Help! I'm Overwhelmed

Me and my boyfriend broke up the day before his birthday in October and it hit me so hard that I almost took my own life. We only keep in touch because he owes me money. And I need the money desperately at this time in my life. But he acts like he doesn't even know me. Worst of all, he treats me badly (most of the time) when I try to communicate with him. I've known him for 10 years, we were together 2 years out of the ten. Slowly, but surely I have come to realize that he's been using more aggresively, and has now done everything except heroein. He's dry right now, and appears to be trying because he has a job, and has given me 3 payments so far.
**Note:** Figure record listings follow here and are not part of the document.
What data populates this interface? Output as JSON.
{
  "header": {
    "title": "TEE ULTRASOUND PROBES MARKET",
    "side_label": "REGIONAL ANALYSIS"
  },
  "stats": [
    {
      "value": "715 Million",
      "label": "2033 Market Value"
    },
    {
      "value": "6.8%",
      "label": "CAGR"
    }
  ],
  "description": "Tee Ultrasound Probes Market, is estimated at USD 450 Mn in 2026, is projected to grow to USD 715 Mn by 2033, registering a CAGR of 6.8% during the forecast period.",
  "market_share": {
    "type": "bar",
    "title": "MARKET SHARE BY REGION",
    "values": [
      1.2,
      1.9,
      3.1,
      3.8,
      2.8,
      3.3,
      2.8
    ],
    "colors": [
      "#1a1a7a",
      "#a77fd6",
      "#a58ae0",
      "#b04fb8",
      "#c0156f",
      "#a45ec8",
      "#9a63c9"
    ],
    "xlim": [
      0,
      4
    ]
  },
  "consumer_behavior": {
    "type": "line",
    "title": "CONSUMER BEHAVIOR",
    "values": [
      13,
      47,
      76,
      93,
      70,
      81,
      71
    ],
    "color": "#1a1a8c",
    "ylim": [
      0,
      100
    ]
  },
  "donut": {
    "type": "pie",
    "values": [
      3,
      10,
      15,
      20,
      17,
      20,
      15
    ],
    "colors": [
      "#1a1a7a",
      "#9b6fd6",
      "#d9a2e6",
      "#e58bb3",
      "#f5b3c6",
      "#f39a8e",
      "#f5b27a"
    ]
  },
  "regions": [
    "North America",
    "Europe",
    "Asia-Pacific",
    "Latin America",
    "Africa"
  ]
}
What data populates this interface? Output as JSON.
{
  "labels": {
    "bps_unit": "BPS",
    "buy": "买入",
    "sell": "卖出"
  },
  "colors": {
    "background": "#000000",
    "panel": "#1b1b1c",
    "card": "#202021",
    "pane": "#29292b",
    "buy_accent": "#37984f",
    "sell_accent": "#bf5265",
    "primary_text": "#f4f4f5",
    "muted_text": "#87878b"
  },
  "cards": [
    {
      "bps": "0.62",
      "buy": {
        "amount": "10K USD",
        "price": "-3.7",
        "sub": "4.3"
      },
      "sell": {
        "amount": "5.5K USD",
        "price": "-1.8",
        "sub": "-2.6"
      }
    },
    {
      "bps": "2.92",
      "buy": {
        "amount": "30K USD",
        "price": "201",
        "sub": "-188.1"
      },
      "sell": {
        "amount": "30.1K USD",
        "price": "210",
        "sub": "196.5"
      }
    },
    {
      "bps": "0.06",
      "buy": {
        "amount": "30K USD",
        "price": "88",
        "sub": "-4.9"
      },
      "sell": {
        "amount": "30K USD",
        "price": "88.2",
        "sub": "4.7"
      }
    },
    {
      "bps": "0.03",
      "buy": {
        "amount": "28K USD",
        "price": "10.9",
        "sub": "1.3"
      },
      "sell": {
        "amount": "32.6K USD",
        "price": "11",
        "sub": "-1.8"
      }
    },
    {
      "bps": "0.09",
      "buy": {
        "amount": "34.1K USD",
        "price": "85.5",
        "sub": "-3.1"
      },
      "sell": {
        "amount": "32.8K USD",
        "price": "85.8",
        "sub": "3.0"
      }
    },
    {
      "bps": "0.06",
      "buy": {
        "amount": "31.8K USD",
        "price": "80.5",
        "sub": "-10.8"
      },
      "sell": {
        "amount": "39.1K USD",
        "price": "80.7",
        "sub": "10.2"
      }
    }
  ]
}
But the lack of communication, and the nasty attitude he gives me makes me want to forget the money and struggle harder to keep what I own without him, eventhough he is a big part of the reason I am in financial ruin. And after all the nasty and traumatic things he has done to me, I still love him, and would probably would take him back into my home, eventhough I imagine using the power of "no" in my mind, which I practice on a day to day basis. HELP!
I have only this to offer to you. What you are experiencing is not love. You will profit greatly by studying and reflecting on what love is. Love is not a feeling. Love is a decision, a committment and actions -- selfless, self-sacrificing actions. He is offerring you none of that. Make a clean break. Start over, and start fresh -- not with him. He does not have the capacity to love or to give freely of himself.
Bob is right. move on, dont look back.

If you are having trouble moving on, you could consider co-dependants anonymous.

And remember for the future, you should always love someone completely without needing them.